Le meurtre du feu rouge à Pau : l’incompréhension du clan Sallefranque

Au deuxième jour du procès de Frédéric de Chérancé ce mardi, la cour d’assises a entendu la famille de Baptiste Sallefranque, mort d’un coup de couteau en plein cœur. Lire l’article original

Le deuxième jour à Pau du procès du meurtre au feu rouge, devant la cour d’assises des Pyrénées-Atlantiques, a été celui des parties civiles. Frédéric de Chérancé, 62 ans, est jugé pour le meurtre de Baptiste Sallefranque, à un carrefour après une altercation d’automobilistes. Le jeune dacquois est mort d’un coup de couteau en plein cœur. C’était le soir du 25 août 2016. Ce mardi, la cour a entendu les parties civiles, c’est-à-dire les proches et la famille de Baptiste Sallefranque.

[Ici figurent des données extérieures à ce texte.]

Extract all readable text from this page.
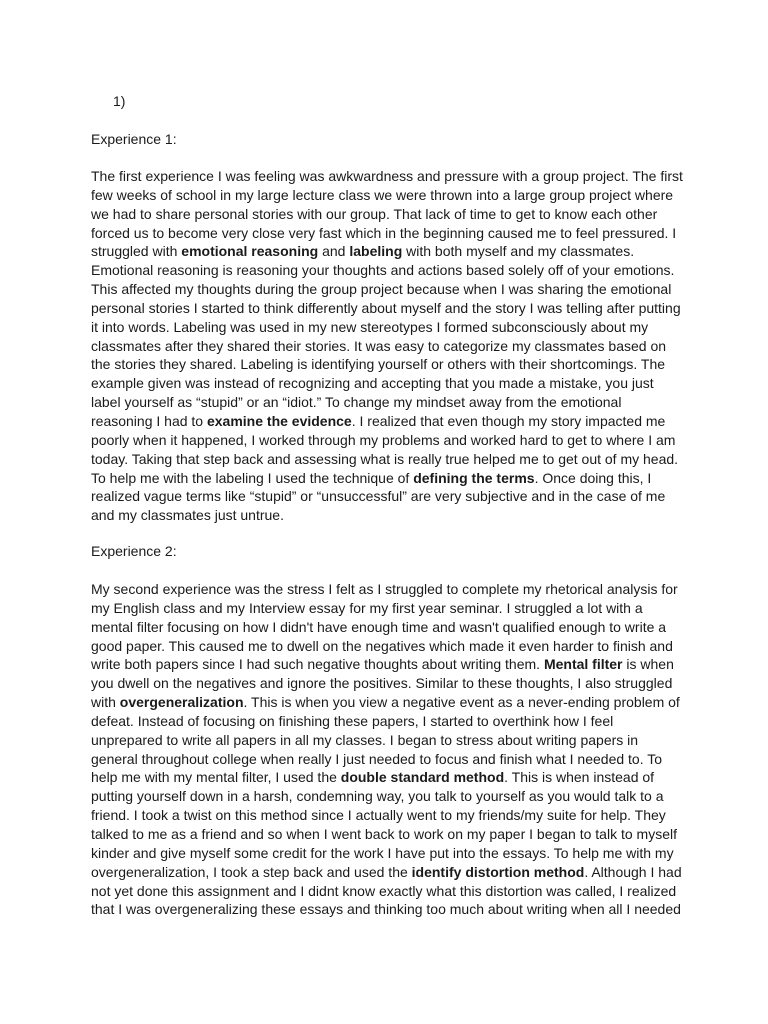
1)
Experience 1:
The first experience I was feeling was awkwardness and pressure with a group project. The first
few weeks of school in my large lecture class we were thrown into a large group project where
we had to share personal stories with our group. That lack of time to get to know each other
forced us to become very close very fast which in the beginning caused me to feel pressured. I
struggled with emotional reasoning and labeling with both myself and my classmates.
Emotional reasoning is reasoning your thoughts and actions based solely off of your emotions.
This affected my thoughts during the group project because when I was sharing the emotional
personal stories I started to think differently about myself and the story I was telling after putting
it into words. Labeling was used in my new stereotypes I formed subconsciously about my
classmates after they shared their stories. It was easy to categorize my classmates based on
the stories they shared. Labeling is identifying yourself or others with their shortcomings. The
example given was instead of recognizing and accepting that you made a mistake, you just
label yourself as “stupid” or an “idiot.” To change my mindset away from the emotional
reasoning I had to examine the evidence. I realized that even though my story impacted me
poorly when it happened, I worked through my problems and worked hard to get to where I am
today. Taking that step back and assessing what is really true helped me to get out of my head.
To help me with the labeling I used the technique of defining the terms. Once doing this, I
realized vague terms like “stupid” or “unsuccessful” are very subjective and in the case of me
and my classmates just untrue.
Experience 2:
My second experience was the stress I felt as I struggled to complete my rhetorical analysis for
my English class and my Interview essay for my first year seminar. I struggled a lot with a
mental filter focusing on how I didn't have enough time and wasn't qualified enough to write a
good paper. This caused me to dwell on the negatives which made it even harder to finish and
write both papers since I had such negative thoughts about writing them. Mental filter is when
you dwell on the negatives and ignore the positives. Similar to these thoughts, I also struggled
with overgeneralization. This is when you view a negative event as a never-ending problem of
defeat. Instead of focusing on finishing these papers, I started to overthink how I feel
unprepared to write all papers in all my classes. I began to stress about writing papers in
general throughout college when really I just needed to focus and finish what I needed to. To
help me with my mental filter, I used the double standard method. This is when instead of
putting yourself down in a harsh, condemning way, you talk to yourself as you would talk to a
friend. I took a twist on this method since I actually went to my friends/my suite for help. They
talked to me as a friend and so when I went back to work on my paper I began to talk to myself
kinder and give myself some credit for the work I have put into the essays. To help me with my
overgeneralization, I took a step back and used the identify distortion method. Although I had
not yet done this assignment and I didnt know exactly what this distortion was called, I realized
that I was overgeneralizing these essays and thinking too much about writing when all I needed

Elisabeth est l’ainée de la fratrie. “Babé”, pour les intimes, a raconté son enfance avec sa sœur Virginie et Baptiste : le rugby ensemble à l’US Dax, comme l’oncle Marc, l’international. “On a fait les 400 coups.” Virginie raconte que Baptiste faisait toujours “des blagues bêtes”. Il était un “oncle gâteau” pour ses neveux. Les Sallefranque sont venus dire aussi leur incompréhension : comment de Chérancé peut-il comparaître libre à ce procès, alors qu’il a fui en Espagne après les faits pendant une semaine ? “On demande justice”, explique Elisabeth. _“Je veux dire à mes enfants qu’il est en prison et qu’il a eu ce qu’il méritait.”_. Et puis la famille veut comprendre ce qu’il s’est passé à ce carrefour. Ils ne croient pas de Chérancé quand il dit qu’il a agi par peur. Elisabeth dit : “des fois, j’ai peur et je n’ai jamais tué personne. Je n’ai jamais d’arme sur moi.” Dans le box, Frédéric de Chérancé a la tête dans les épaules. Il baisse les yeux et ne tourne surtout pas la tête vers le clan Sallefranque.